BPSK juga dibentuk sebagai salah satu forum di luar pengadilan untuk menyelesaikan sengketa yang timbul antara Pelaku Usaha dan Konsumen akibat dari kedudukan konsumen yang biasanya secara sosial dan finansial tidak seimbang dengan pelaku usaha.[8] Selain itu juga, dapat diartikan bahwa BPSK sebagai salah satu alternatif penyelesaian sengketa konsumen di luar pengadilan. Adapun Bapak Hariang selaku majelis hakim BPSK Kota Bandung menjelaskan mengenai pembentukan BPSK bertujuan untuk menyelesaikan sengketa konsumen dengan menjunjung tinggi penyelesaian sengketa konsumen secara musyawarah untuk mufakat, sehingga diharapkan sengketa konsumen antara pelaku usaha dengan konsumen dapat diselesaikan di luar pengadilan dengan menggunakan salah satu alternatifnya, yaitu penyelesaian sengketa konsumen di BPSK. [9]
Dasar Hukum:
- Undang-Undang Republik Indonesia Nomor 8 Tahun 1999 tentang Perlindungan Konsumen (Lembaran Negara Republik Indonesia Tahun 1999 Nomor 22, Tambahan Lembaran Negara Republik Indonesia Nomor 3821).
Referensi:
[1] Dahlia, Peran BPSK sebagai Lembaga Penyelesaian Sengketa Konsumen dalam Perspektif Undang-Undang Nomor 5 Tahun 1999 tentang Perlindungan Konsumen, Jurnal Ilmu Hukum, 2014, halaman 85.
[2] Zainul Akhyar, Harpani Matnuh, dan Hardianto, Peranan Badan Penyelesaian Sengketa Konsumen (BSPK) Kota Banjarmasin, Jurnal Pendidikan Kewarganegaraan, Volume 5, Nomor 10, 2015, halaman 773.
[3] Dahlia, supra note no.1, halaman 85.
[4] Susanti Adi Nugroho, Proses Penyelesaian Sengketa Konsumen Ditinjau dari Hukum Acara Perdata serta Kendala Implementasinya, Jakarta: Kencana Prenada Media Group, 2008, halaman 74.
[5] Berdasarkan Pasal 1 angka 3 UU Perlindungan Konsumen, pengertian pelaku usaha adalah setiap orang perseorangan atau badan usaha, baik yang berbentuk badan hukum maupun bukan badan hukum yang didirikan dan berkedudukan atau melakukan kegiatan dalam wilayah hukum negara Republik Indonesia, baik sendiri maupun bersama-sama melalui perjanjian penyelenggaraan kegiatan usaha dalam berbagai bidang ekonomi.

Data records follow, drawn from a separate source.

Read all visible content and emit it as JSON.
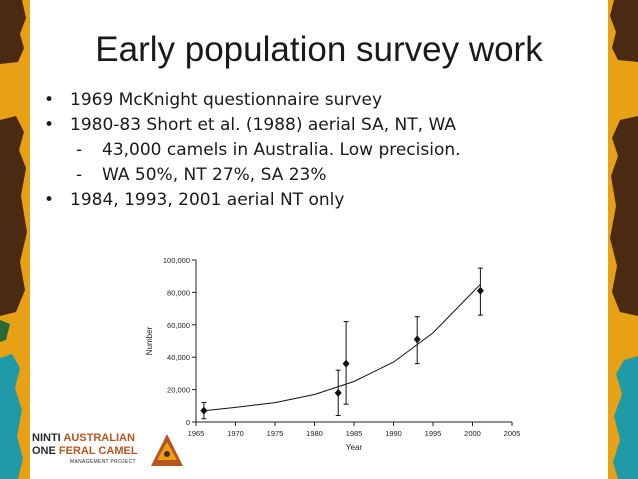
{
  "slide": {
    "title": "Early population survey work",
    "bullets": [
      {
        "marker": "•",
        "text": "1969 McKnight questionnaire survey"
      },
      {
        "marker": "•",
        "text": "1980-83 Short et al. (1988) aerial SA, NT, WA"
      },
      {
        "marker": "-",
        "text": "43,000 camels in Australia. Low precision.",
        "sub": true
      },
      {
        "marker": "-",
        "text": "WA 50%, NT 27%, SA 23%",
        "sub": true
      },
      {
        "marker": "•",
        "text": "1984, 1993, 2001 aerial NT only"
      }
    ]
  },
  "logo": {
    "line1a": "NINTI",
    "line1b": "AUSTRALIAN",
    "line2a": "ONE",
    "line2b": "FERAL CAMEL",
    "line3": "MANAGEMENT PROJECT"
  },
  "colors": {
    "strip_brown": "#4a2a12",
    "strip_orange": "#e8a015",
    "strip_teal": "#1f9aa6",
    "logo_accent": "#b8551f"
  },
  "chart_data": {
    "type": "scatter",
    "xlabel": "Year",
    "ylabel": "Number",
    "xlim": [
      1965,
      2005
    ],
    "ylim": [
      0,
      100000
    ],
    "x_ticks": [
      1965,
      1970,
      1975,
      1980,
      1985,
      1990,
      1995,
      2000,
      2005
    ],
    "y_ticks": [
      0,
      20000,
      40000,
      60000,
      80000,
      100000
    ],
    "y_tick_labels": [
      "0",
      "20,000",
      "40,000",
      "60,000",
      "80,000",
      "100,000"
    ],
    "points": [
      {
        "x": 1966,
        "y": 7000,
        "low": 2000,
        "high": 12000
      },
      {
        "x": 1983,
        "y": 18000,
        "low": 4000,
        "high": 32000
      },
      {
        "x": 1984,
        "y": 36000,
        "low": 11000,
        "high": 62000
      },
      {
        "x": 1993,
        "y": 51000,
        "low": 36000,
        "high": 65000
      },
      {
        "x": 2001,
        "y": 81000,
        "low": 66000,
        "high": 95000
      }
    ],
    "trend": {
      "x": [
        1966,
        1970,
        1975,
        1980,
        1985,
        1990,
        1995,
        2000,
        2001
      ],
      "y": [
        7000,
        9000,
        12000,
        17000,
        25000,
        37000,
        55000,
        80000,
        85000
      ]
    },
    "grid": false,
    "legend": "none"
  }
}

[6] Berdasarkan Pasal 1 angka 2 UU Perlindungan Konsumen, pengertian konsumen adalah setiap orang pemakai barang dan/atau jasa yang tersedia dalam masyarakat, baik bagi kepentingan diri sendiri, keluarga, orang lain, maupun makhluk hidup lain dan tidak untuk diperdagangkan.
[7] Susanti Adi Nugroho, supra note no.4, halaman 74.
[8] Dahlia, supra note no.1, halaman 86. [9] Wawancara Bapak Hariang selaku Majelis Hakim BPSK tertanggal 29 Juli 2021 pukul 12.00 WIB di BPSK Kota Bandung, Jalan Bojong Raya No.94, Caringin, Kec. Bandung Kulon, Kota Bandung, Jawa Barat 40212.
[9] Wawancara Bapak Hariang selaku Majelis Hakim BPSK tertanggal 29 Juli 2021 pukul 12.00 WIB di BPSK Kota Bandung, Jalan Bojong Raya No.94, Caringin, Kec. Bandung Kulon, Kota Bandung, Jawa Barat 40212.